Annually, AVANGRID participates in and hosts a number of internal and external cyber and physical security exercises to help the organization prepare for cyber and physical security threats and incidents. These exercises allow us to identify gaps and further strengthen or harden our security posture at a corporate, business and functional level.
The 2020 COVID-19 pandemic allowed AVANGRID to utilize the security command system that spans across a wide variety of technical and operational departments and create a communication flow from the very top executive down through the first responders working critical positions. While no one was prepared for the pandemic to impact the nation the way it did, AVANGRID quickly formed a team to collaborate and respond to the growing threat in the early months of 2020.
Lessons learned from the previous year’s security exercise allowed us to identify ahead of time that we needed a mass communication system for employees and to ensure that the company had enough bandwidth and licensing to allow for employees to connect efficiently from remote locations, utilizing their business continuity plans.
We conducted benchmarking across all levels of the business, and maintaining internal and external communications was critical to mitigate both safety and security concerns for both employees and company assets.
CYBER AND PHYSICAL SECURITY EXERCISE
In the fall of 2020, the Corporate Security team conducted a live drill exercise to assess manual operations and restoration efforts resulting from simulated physical and cyber-attacks on the organization with the goal of involving more areas of the business.

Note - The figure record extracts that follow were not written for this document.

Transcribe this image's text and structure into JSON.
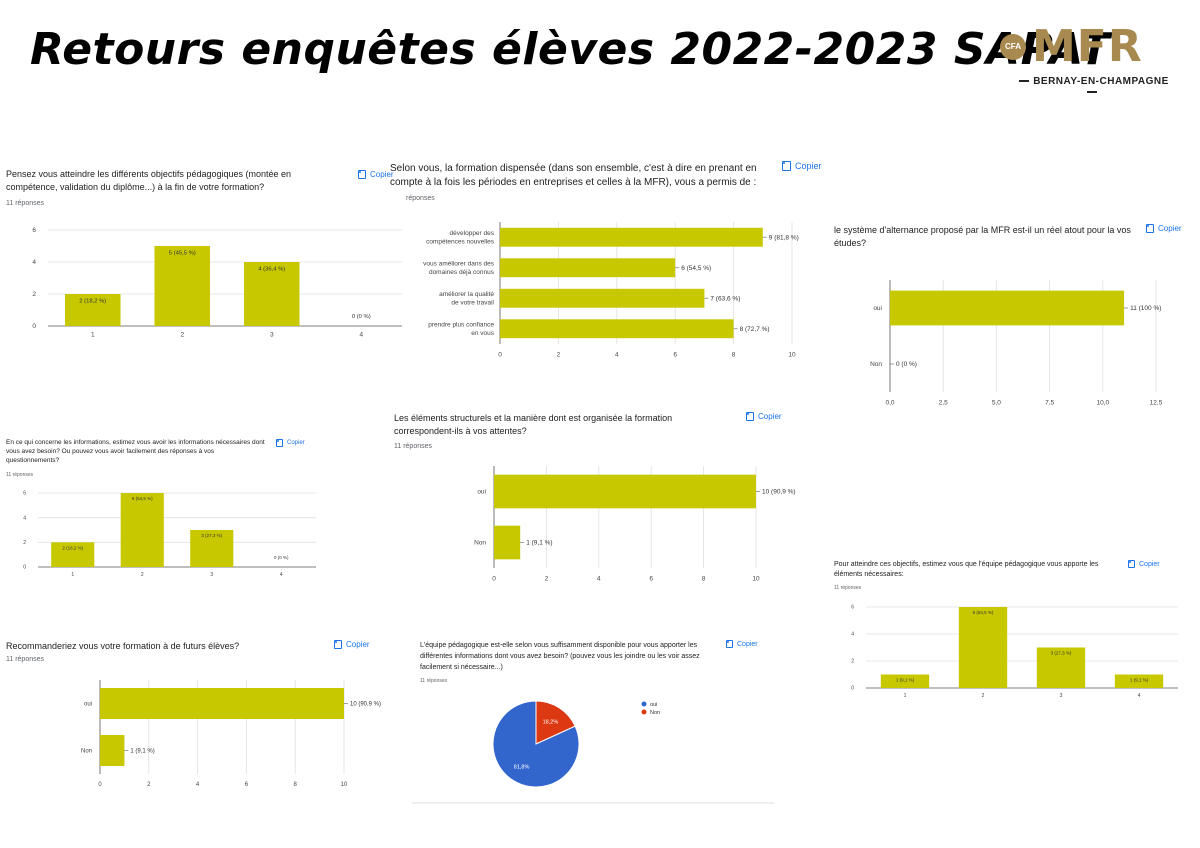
{
  "page": {
    "title": "Retours enquêtes élèves 2022-2023 SAPAT",
    "logo": {
      "cfa": "CFA",
      "main": "MFR",
      "sub": "BERNAY-EN-CHAMPAGNE"
    },
    "copy_label": "Copier",
    "responses_label": "11 réponses"
  },
  "colors": {
    "bar": "#c7c800",
    "pie_oui": "#3366cc",
    "pie_non": "#dc3912",
    "link": "#1a73e8"
  },
  "chart_data": [
    {
      "id": "c1",
      "type": "bar",
      "question": "Pensez vous atteindre les différents objectifs pédagogiques (montée en compétence, validation du diplôme...) à la fin de votre formation?",
      "responses": "11 réponses",
      "categories": [
        "1",
        "2",
        "3",
        "4"
      ],
      "values": [
        2,
        5,
        4,
        0
      ],
      "labels": [
        "2 (18,2 %)",
        "5 (45,5 %)",
        "4 (36,4 %)",
        "0 (0 %)"
      ],
      "ylim": [
        0,
        6
      ],
      "yticks": [
        "0",
        "2",
        "4",
        "6"
      ]
    },
    {
      "id": "c2",
      "type": "bar",
      "orientation": "horizontal",
      "question": "Selon vous, la formation dispensée (dans son ensemble, c'est à dire en prenant en compte à la fois les périodes en entreprises et celles à la MFR), vous a permis de :",
      "responses": "réponses",
      "categories": [
        "développer des compétences nouvelles",
        "vous améliorer dans des domaines déjà connus",
        "améliorer la qualité de votre travail",
        "prendre plus confiance en vous"
      ],
      "values": [
        9,
        6,
        7,
        8
      ],
      "labels": [
        "9 (81,8 %)",
        "6 (54,5 %)",
        "7 (63,6 %)",
        "8 (72,7 %)"
      ],
      "xlim": [
        0,
        10
      ],
      "xticks": [
        "0",
        "2",
        "4",
        "6",
        "8",
        "10"
      ]
    },
    {
      "id": "c3",
      "type": "bar",
      "orientation": "horizontal",
      "question": "le système d'alternance proposé par la MFR est-il un réel atout pour la vos études?",
      "categories": [
        "oui",
        "Non"
      ],
      "values": [
        11,
        0
      ],
      "labels": [
        "11 (100 %)",
        "0 (0 %)"
      ],
      "xlim": [
        0,
        12.5
      ],
      "xticks": [
        "0,0",
        "2,5",
        "5,0",
        "7,5",
        "10,0",
        "12,5"
      ]
    },
    {
      "id": "c4",
      "type": "bar",
      "question": "En ce qui concerne les informations, estimez vous avoir les informations nécessaires dont vous avez besoin? Ou pouvez vous avoir facilement des réponses à vos questionnements?",
      "responses": "11 réponses",
      "categories": [
        "1",
        "2",
        "3",
        "4"
      ],
      "values": [
        2,
        6,
        3,
        0
      ],
      "labels": [
        "2 (18,2 %)",
        "6 (54,5 %)",
        "3 (27,3 %)",
        "0 (0 %)"
      ],
      "ylim": [
        0,
        6
      ],
      "yticks": [
        "0",
        "2",
        "4",
        "6"
      ]
    },
    {
      "id": "c5",
      "type": "bar",
      "orientation": "horizontal",
      "question": "Les éléments structurels et la manière dont est organisée la formation correspondent-ils à vos attentes?",
      "responses": "11 réponses",
      "categories": [
        "oui",
        "Non"
      ],
      "values": [
        10,
        1
      ],
      "labels": [
        "10 (90,9 %)",
        "1 (9,1 %)"
      ],
      "xlim": [
        0,
        10
      ],
      "xticks": [
        "0",
        "2",
        "4",
        "6",
        "8",
        "10"
      ]
    },
    {
      "id": "c6",
      "type": "bar",
      "question": "Pour atteindre ces objectifs, estimez vous que l'équipe pédagogique vous apporte les éléments nécessaires:",
      "responses": "11 réponses",
      "categories": [
        "1",
        "2",
        "3",
        "4"
      ],
      "values": [
        1,
        6,
        3,
        1
      ],
      "labels": [
        "1 (9,1 %)",
        "6 (54,5 %)",
        "3 (27,3 %)",
        "1 (9,1 %)"
      ],
      "ylim": [
        0,
        6
      ],
      "yticks": [
        "0",
        "2",
        "4",
        "6"
      ]
    },
    {
      "id": "c7",
      "type": "bar",
      "orientation": "horizontal",
      "question": "Recommanderiez vous votre formation à de futurs élèves?",
      "responses": "11 réponses",
      "categories": [
        "oui",
        "Non"
      ],
      "values": [
        10,
        1
      ],
      "labels": [
        "10 (90,9 %)",
        "1 (9,1 %)"
      ],
      "xlim": [
        0,
        10
      ],
      "xticks": [
        "0",
        "2",
        "4",
        "6",
        "8",
        "10"
      ]
    },
    {
      "id": "c8",
      "type": "pie",
      "question": "L'équipe pédagogique est-elle selon vous suffisamment disponible pour vous apporter les différentes informations dont vous avez besoin? (pouvez vous les joindre ou les voir assez facilement si nécessaire...)",
      "responses": "11 réponses",
      "slices": [
        {
          "name": "oui",
          "value": 81.8,
          "label": "81,8%"
        },
        {
          "name": "Non",
          "value": 18.2,
          "label": "18,2%"
        }
      ],
      "legend": "right"
    }
  ]
}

Deploying field crews to electrical substations, natural gas facilities and a wind farm, the exercise involved 125 employees in various roles including planners, first responders and incident responders.

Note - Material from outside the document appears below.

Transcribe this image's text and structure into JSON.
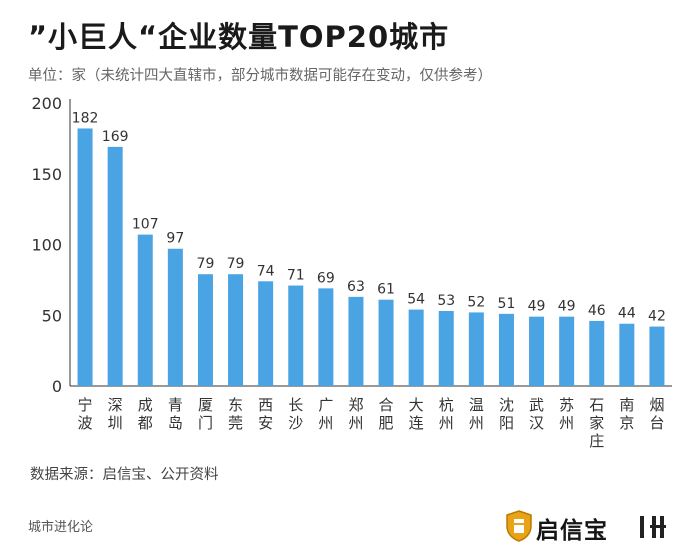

During the simulation, the control centers and operations centers lost connectivity, remote visibility and communication with these facilities, driving staff to manual operations and maintaining communication with those out in the field and the reliability coordinators within the regions.

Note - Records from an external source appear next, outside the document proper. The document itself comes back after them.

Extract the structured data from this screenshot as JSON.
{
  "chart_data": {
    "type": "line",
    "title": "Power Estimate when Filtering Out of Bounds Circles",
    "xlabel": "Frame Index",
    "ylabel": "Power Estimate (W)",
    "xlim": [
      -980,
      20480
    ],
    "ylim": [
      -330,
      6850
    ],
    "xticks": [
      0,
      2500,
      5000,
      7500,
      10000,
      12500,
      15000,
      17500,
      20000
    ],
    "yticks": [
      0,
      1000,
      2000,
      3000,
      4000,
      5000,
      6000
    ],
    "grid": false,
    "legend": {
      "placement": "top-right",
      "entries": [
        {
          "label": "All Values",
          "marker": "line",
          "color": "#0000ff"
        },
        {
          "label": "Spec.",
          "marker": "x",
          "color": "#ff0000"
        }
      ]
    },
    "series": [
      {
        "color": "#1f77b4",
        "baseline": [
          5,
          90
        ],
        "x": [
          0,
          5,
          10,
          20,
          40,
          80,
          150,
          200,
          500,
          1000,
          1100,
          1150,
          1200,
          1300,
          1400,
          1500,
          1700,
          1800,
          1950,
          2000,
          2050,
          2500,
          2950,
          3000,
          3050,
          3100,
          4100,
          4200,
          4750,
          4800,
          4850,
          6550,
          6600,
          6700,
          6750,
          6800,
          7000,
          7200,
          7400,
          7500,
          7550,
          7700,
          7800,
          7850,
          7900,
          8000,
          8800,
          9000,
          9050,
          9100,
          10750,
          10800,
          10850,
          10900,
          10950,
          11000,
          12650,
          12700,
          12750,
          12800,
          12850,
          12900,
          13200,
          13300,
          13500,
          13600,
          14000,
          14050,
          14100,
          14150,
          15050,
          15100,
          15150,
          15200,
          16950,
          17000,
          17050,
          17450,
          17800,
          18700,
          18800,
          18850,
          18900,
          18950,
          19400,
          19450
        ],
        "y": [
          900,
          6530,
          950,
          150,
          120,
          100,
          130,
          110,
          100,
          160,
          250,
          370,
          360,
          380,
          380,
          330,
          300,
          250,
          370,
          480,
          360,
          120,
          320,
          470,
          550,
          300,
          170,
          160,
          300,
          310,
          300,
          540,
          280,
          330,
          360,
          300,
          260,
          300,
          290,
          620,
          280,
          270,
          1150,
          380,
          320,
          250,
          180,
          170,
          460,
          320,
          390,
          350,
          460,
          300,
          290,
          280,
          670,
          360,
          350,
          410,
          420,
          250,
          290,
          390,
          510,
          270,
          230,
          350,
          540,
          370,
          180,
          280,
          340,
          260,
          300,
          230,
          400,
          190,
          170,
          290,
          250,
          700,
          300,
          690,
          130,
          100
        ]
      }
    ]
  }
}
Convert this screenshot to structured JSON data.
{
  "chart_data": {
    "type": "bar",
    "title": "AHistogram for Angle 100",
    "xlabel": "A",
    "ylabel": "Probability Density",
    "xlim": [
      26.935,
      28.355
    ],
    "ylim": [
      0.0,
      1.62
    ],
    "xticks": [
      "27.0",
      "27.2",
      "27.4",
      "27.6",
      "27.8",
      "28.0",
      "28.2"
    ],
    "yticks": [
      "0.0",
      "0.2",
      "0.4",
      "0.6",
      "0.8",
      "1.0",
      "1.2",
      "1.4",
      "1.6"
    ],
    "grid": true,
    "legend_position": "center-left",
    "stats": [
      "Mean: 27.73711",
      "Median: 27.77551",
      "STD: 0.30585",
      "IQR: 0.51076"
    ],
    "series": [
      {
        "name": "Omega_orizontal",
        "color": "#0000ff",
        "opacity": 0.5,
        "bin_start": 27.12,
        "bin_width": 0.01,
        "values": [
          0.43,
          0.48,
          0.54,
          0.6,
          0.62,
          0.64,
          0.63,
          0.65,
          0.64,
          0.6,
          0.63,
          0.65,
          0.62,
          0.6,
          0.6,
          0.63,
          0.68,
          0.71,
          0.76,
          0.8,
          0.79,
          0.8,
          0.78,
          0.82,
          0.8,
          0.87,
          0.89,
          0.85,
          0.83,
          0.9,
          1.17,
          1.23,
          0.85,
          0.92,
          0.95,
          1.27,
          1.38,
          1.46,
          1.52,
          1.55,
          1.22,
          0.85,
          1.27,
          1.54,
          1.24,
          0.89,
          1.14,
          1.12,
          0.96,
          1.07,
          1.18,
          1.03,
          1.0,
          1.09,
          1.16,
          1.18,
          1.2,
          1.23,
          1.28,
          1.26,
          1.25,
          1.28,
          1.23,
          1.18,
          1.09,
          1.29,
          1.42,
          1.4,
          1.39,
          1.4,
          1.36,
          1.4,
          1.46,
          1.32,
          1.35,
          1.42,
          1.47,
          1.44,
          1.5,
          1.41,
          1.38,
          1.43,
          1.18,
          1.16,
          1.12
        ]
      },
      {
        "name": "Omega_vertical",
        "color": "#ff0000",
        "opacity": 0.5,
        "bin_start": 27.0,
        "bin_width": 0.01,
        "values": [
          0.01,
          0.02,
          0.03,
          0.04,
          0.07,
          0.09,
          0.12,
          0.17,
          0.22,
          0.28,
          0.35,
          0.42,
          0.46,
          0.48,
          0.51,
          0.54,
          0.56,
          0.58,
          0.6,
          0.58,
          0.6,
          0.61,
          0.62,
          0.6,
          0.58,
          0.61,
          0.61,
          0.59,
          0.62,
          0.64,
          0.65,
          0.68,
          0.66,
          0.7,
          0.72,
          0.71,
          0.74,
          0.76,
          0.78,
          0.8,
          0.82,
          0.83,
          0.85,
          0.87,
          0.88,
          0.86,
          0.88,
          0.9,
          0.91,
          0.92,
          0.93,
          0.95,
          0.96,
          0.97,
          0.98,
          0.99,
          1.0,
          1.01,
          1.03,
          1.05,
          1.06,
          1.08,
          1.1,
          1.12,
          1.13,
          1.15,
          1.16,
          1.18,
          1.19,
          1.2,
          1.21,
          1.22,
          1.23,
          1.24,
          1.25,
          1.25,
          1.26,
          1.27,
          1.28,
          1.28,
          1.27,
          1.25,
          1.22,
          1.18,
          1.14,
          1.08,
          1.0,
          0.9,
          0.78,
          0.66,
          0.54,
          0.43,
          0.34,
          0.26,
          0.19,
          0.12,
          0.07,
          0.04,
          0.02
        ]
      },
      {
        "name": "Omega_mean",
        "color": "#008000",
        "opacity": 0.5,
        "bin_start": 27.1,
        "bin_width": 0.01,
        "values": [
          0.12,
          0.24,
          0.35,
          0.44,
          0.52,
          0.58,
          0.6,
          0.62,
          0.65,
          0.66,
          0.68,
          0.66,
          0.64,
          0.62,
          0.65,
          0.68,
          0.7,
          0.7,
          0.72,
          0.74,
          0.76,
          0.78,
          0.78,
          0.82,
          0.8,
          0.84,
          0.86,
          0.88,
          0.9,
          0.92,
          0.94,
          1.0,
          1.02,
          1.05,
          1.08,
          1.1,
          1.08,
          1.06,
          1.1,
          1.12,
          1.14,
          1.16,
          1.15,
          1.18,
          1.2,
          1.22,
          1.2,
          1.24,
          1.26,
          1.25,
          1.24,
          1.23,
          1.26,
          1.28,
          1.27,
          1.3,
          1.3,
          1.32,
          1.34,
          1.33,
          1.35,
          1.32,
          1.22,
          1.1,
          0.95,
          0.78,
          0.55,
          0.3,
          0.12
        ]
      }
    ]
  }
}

Other scenarios included vendor impacts, critical system outages, ransomware throughout our Customer Care Centers, substation physical attacks and a Personal Identifiable Information (PII) data breach involving vendors and employees’ sensitive data.
As a result of the drill, we gained valuable lessons learned related to security training for field personnel and other staff members who can serve as alternates for their departmental incident responders during crisis response.